Improve your Coding Accuracy with professional Coding Audits
What do you mean by Coding Audit ?
A coding audit is known as a review of coding done by the medical coders in the medical office, by reviewing all patient’s medical records. It usually targets diagnosis and procedural code as it was determined by the physician’s documentation for accuracy.
It is a part of medical coding. If you don’t know what medical coding is then, don’t worry, we have got you covered.
Medical coding is a process of transformation of Healthcare diagnosis, Medical Services and equipment occurs into Universal medical alphanumeric codes. The diagnosis reports are taken from Medical records such as transcription of physicians notes, basically medical coding professional help to ensure that the codes are applied correctly during the billing process that usually include assigning the proper codes and to create a claim that can be paid by insurance carriers.
So, this is known as medical coding. Now, let us get back to the topic and discuss the scope of Coding Audit.
What is the scope of Coding Audit ?
When a coding auditor is working, it usually looks at many factors regarding medical office claims, they also look on other things including :
- Proper use of CPT codes.
- Determining the correct places of service.
- Looking at missing or wrong use of the modifiers.
- To identify the incorrect diagnosis.
- To identify coding accuracy needs for documentation, for trends, and also deficiencies, if they are any.
- Verification of a support document which is accurate and adequate for describing care that is provided to the patient.
- To determine, if the services are necessary and reasonable or not.
So, this was the scope of medical audits. Now let us look into why it is important ?
Importance of coding Audits ?
Coding audits are very important for us as well as for hospitals. The reasons are :
- It helps to ensure your coding practices follow some acceptable and up-to-date standards.

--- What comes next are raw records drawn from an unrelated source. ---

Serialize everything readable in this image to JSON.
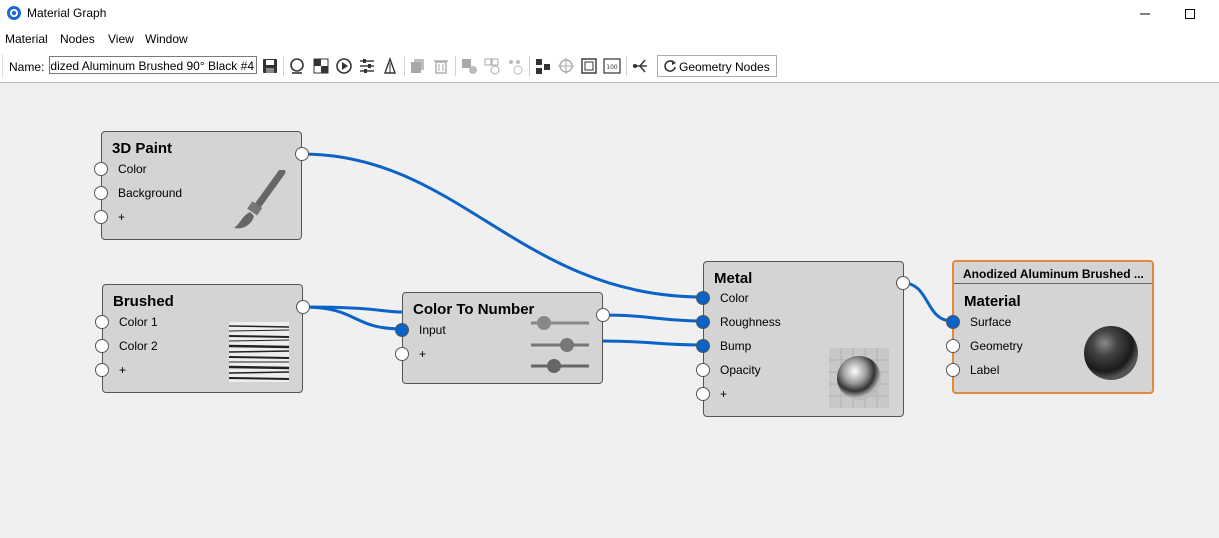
{
  "window": {
    "title": "Material Graph"
  },
  "menu": [
    "Material",
    "Nodes",
    "View",
    "Window"
  ],
  "toolbar": {
    "name_label": "Name:",
    "name_value": "odized Aluminum Brushed 90° Black #4",
    "geometry_button": "Geometry Nodes"
  },
  "nodes": {
    "paint": {
      "title": "3D Paint",
      "ports": [
        "Color",
        "Background",
        "+"
      ]
    },
    "brushed": {
      "title": "Brushed",
      "ports": [
        "Color 1",
        "Color 2",
        "+"
      ]
    },
    "ctn": {
      "title": "Color To Number",
      "ports": [
        "Input",
        "+"
      ]
    },
    "metal": {
      "title": "Metal",
      "ports": [
        "Color",
        "Roughness",
        "Bump",
        "Opacity",
        "+"
      ]
    },
    "material": {
      "header": "Anodized Aluminum Brushed ...",
      "title": "Material",
      "ports": [
        "Surface",
        "Geometry",
        "Label"
      ]
    }
  },
  "colors": {
    "wire": "#0a63c7",
    "selection": "#e08a3c",
    "node": "#d4d4d4"
  }
}
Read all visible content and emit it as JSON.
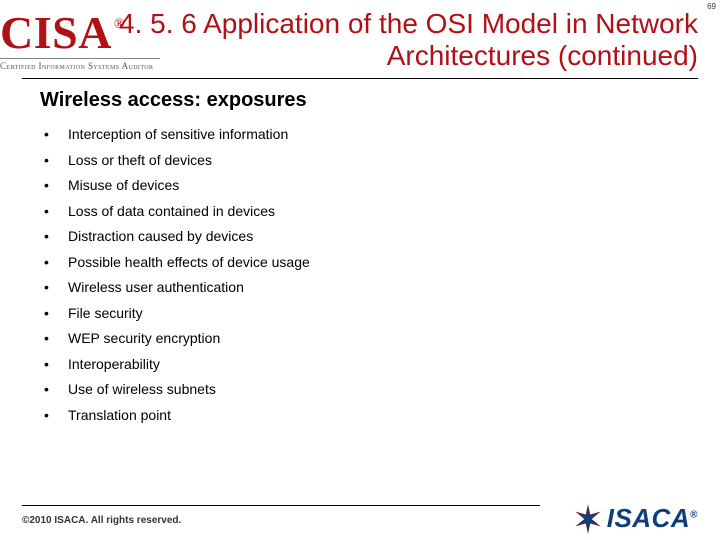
{
  "page_number": "69",
  "logo": {
    "brand": "CISA",
    "registered": "®",
    "subtitle": "Certified Information Systems Auditor"
  },
  "title": "4. 5. 6 Application of the OSI Model in Network Architectures (continued)",
  "subheading": "Wireless access: exposures",
  "bullets": [
    "Interception of sensitive information",
    "Loss or theft of devices",
    "Misuse of devices",
    "Loss of data contained in devices",
    "Distraction caused by devices",
    "Possible health effects of device usage",
    "Wireless user authentication",
    "File security",
    "WEP security encryption",
    "Interoperability",
    "Use of wireless subnets",
    "Translation point"
  ],
  "footer": {
    "copyright": "©2010 ISACA.  All rights reserved.",
    "org": "ISACA",
    "org_reg": "®"
  }
}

- It helps you to compare your coding practice with other medical coders practice’s and helps you to improve.
- It helps to identify the areas of revenue lost.
- It also helps medical coders to identify areas of compliance concerns.
Whether your coding audit is good or worse, you have to improve in all cases. Betterment of coding audits is the ultimate goal of the organisation . The audit process gives an opportunity to identify and prevent compliance and payment issues.
Benefits of Coding Audits :
There are internal as well as external benefits of Coding Audits. Let’s start with internal audits.
Internal Benefits :
- It creates opportunities to level up your staff : It is one of the most important boons or benefits of regular coding audits as it is giving the opportunity to educate an organization’s staff. Staff is the most important and the primary key to an organization’s success. A coding audit features a case-by-case analysis of all the findings. Frequently done audits help to provide the feedback that you would need to identify the education opportunities and to devise a plan to implement them in an efficient way.
- It helps to code to the right level : If you are doing medical coding then, it must be accurate, precise, and always up to the mark. Coding Audits helps to identify those coding practices that affect your reimbursement, just like under-coding services. Now, coding at the right level means that you are getting paid exactly the same amount of the amount of work you are doing.
- It helps to maximize reimbursement : The rejections that you face slows you down and costs you a lot of money.
These types of benefits ensure that you upgrade your staff and use their time efficiently and effectively , and the result would be that your cash flow is maximized. Doing coding audits regularly reduces over and underpayments,and ultimately maximize your profit.
External benefits :
Now, let us discuss some external benefits also.
- It helps to maintain compliance : Coding audits helps the organization in identifying new laws and regulations, payer rules, and other types of issues that can affect your specialties. It helps you to apply new codes and helps to change everything from the beginning.
The OIG system requires a minimum of one annual audit so as to maintain compliance. It is sufficiently enough to satisfy the requirement.
- It helps to reduce rejections and denials : With regular audit coding, it becomes easier to sustain and reduce the aspects of rejections as well as denials by the customers or the patients. Claims may be rejected and denied for inaccuracies, and so if we perform regular coding audits then, there will be very less inaccuracies.
- It helps to prevent fines and investigations : regular auditing is very necessary as if your coding problems are very much and the payers find many irregularities in their documentation then, your practice can be flagged for investigation, whether you are right or wrong. The investigation officers always look out for the frauds done by the medical coders. If you get into these types of investigations then let me tell you that they are stressful and costly.
Now, let us look on to the coding audit process.
Process for Coding Audit :
- Recognise that your coding auditor are your partners and not just your employees.
- Then, identify the auditor.
- Then, establish the scope for your coding audit.
- Always keep looking for irregularities.
- Find the unrelated codes in the documents.
- Make improvement plans continuously.
Now, let us look on to the types of coding audit.
Different types of Coding Audits :
- Post-bill coding audit : It looks at submitted claims.
- Pre-bill coding audit : It looks at coded claims that are not yet billed.
So, this was all about Coding Audit.